2. Canned mushroom/vegetable/beef broth work fine as a substitute for broth from mushroom stems.
3. For fermented black beans and broad bean paste, substitute the readily available Black Bean Sauce with Garlic (e.g., Kikkoman's), using 2 tablespoons.
4. Cayenne pepper substitutes for ground Sichuan peppers, using 1/4 teaspoon or less, to taste.
Result: authentic-tasting mapo tofu.
Cayenne peppers are totally unrelated to Szechuan peppers, have a completely different chemistry and effect in food and do not "substitute" for Szechuan peppers to yield anything even approaching "authentic-tasting" Mapo dofu. It could be a tasty dish, but not even close to authentic (especially if one also substitutes Japanese black bean sauce with garlic for the totally different combo of fermented black beans and chile bean paste).

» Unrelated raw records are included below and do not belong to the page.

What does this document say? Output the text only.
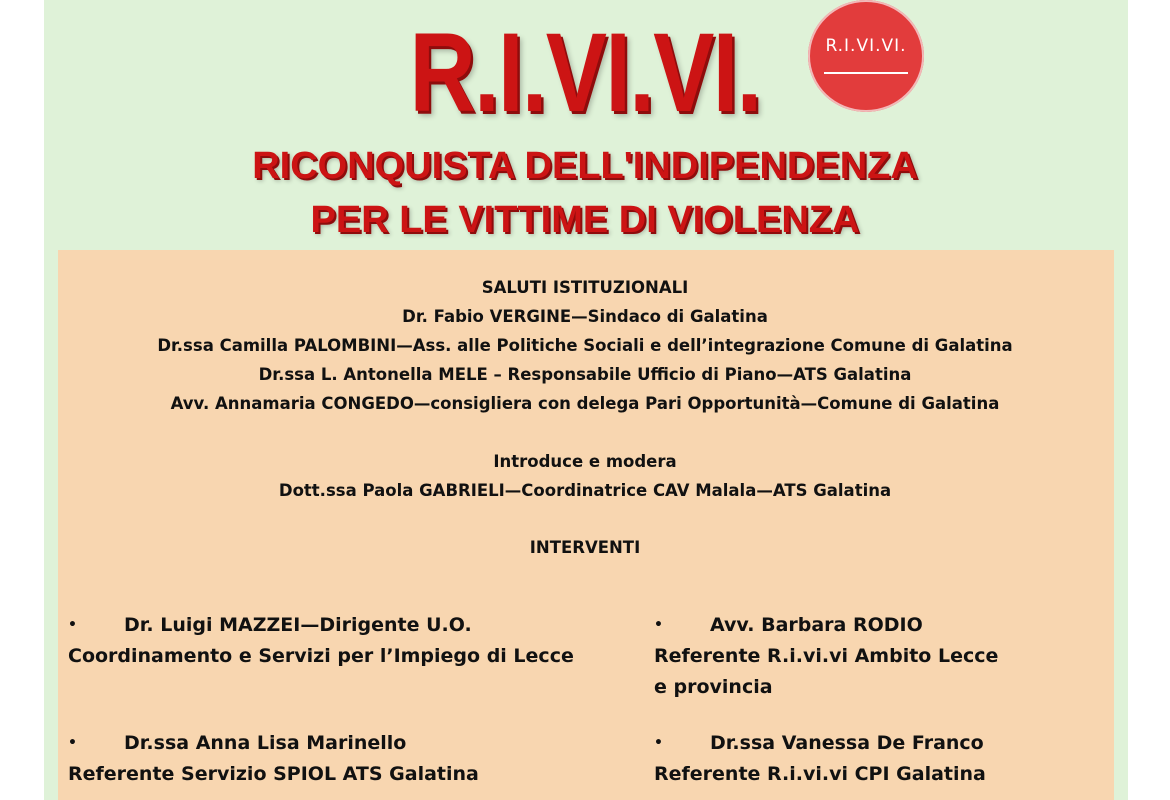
R.I.VI.VI.	R.I.VI.VI.
RICONQUISTA DELL'INDIPENDENZA
PER LE VITTIME DI VIOLENZA
SALUTI ISTITUZIONALI
Dr. Fabio VERGINE—Sindaco di Galatina
Dr.ssa Camilla PALOMBINI—Ass. alle Politiche Sociali e dell’integrazione Comune di Galatina
Dr.ssa L. Antonella MELE – Responsabile Ufficio di Piano—ATS Galatina
Avv. Annamaria CONGEDO—consigliera con delega Pari Opportunità—Comune di Galatina
Introduce e modera
Dott.ssa Paola GABRIELI—Coordinatrice CAV Malala—ATS Galatina
INTERVENTI
• Dr. Luigi MAZZEI—Dirigente U.O.
Coordinamento e Servizi per l’Impiego di Lecce
• Dr.ssa Anna Lisa Marinello
Referente Servizio SPIOL ATS Galatina
• Avv. Barbara RODIO
Referente R.i.vi.vi Ambito Lecce
e provincia
• Dr.ssa Vanessa De Franco
Referente R.i.vi.vi CPI Galatina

No. Absolutely do not substitute cayenne pepper for Sichuan peppercorn. Sichuan peppercorns are not peppercorns or even related to peppers! They are the husk of a seed. and the soft tofu definitely benefits from the incredibly easy step of steeping in salted water - why would you skip it? Sichuan peppercorns are surprisingly widely available and absolutely integral to this dish. If you can't find them, wait to make this until you do.

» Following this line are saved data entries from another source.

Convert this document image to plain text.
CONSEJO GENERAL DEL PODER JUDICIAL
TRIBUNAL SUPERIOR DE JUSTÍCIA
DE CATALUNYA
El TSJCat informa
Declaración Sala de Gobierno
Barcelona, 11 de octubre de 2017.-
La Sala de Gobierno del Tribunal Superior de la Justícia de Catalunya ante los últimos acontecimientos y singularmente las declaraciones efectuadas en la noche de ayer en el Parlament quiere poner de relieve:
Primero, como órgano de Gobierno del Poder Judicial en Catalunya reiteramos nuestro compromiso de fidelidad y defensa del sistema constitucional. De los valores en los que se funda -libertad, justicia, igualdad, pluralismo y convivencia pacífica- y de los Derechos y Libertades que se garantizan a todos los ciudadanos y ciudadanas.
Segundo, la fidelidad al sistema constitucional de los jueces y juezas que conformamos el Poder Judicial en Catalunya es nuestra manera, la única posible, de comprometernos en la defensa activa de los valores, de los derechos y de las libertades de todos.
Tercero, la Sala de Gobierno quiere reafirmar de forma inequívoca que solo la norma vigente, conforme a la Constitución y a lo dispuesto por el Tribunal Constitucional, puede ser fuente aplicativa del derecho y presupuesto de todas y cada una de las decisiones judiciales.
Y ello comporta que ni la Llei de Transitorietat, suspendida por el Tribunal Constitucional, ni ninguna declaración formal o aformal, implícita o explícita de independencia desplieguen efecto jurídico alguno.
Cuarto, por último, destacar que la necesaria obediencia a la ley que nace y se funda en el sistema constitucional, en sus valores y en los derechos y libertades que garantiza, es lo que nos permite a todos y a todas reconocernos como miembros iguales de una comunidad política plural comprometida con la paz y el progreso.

I’m glad for the comments about adding acid at the end. Ours was very spicy and needed some toning down. Also had a bit too much sauce so we should have prepped some rice as a base. We used firm tofu because that’s the only type we buy but after pressing and adding to the sauce it was still very soft. Next time we might oven roast it with cornstarch for a crispier texture contrast. Very weeknight friendly if you have the ingredients on hand.
Subbed about 2T Gochujang and some red pepper flakes for the dried hot peppers, Maeil Doenjang (soybean paste) for the fermented black beans (could try miso next time), and Youkie brand Shisen Tobanjang (which I believe is a Japanese version of doubanjiang) bc that's what I had on hand. Did the salt water tofu soak, not sure what that step added, will try skipping next time. Serve over short grain rice. Fantastic and Easy!
SO YUMMY. Don't know why the recipe says not to use silken tofu? It's all I had in my fridge plus it's the kind that's usually used to make mapo tofu as far as I know. Just tossed it in without the saltwater steeping and it was awesome.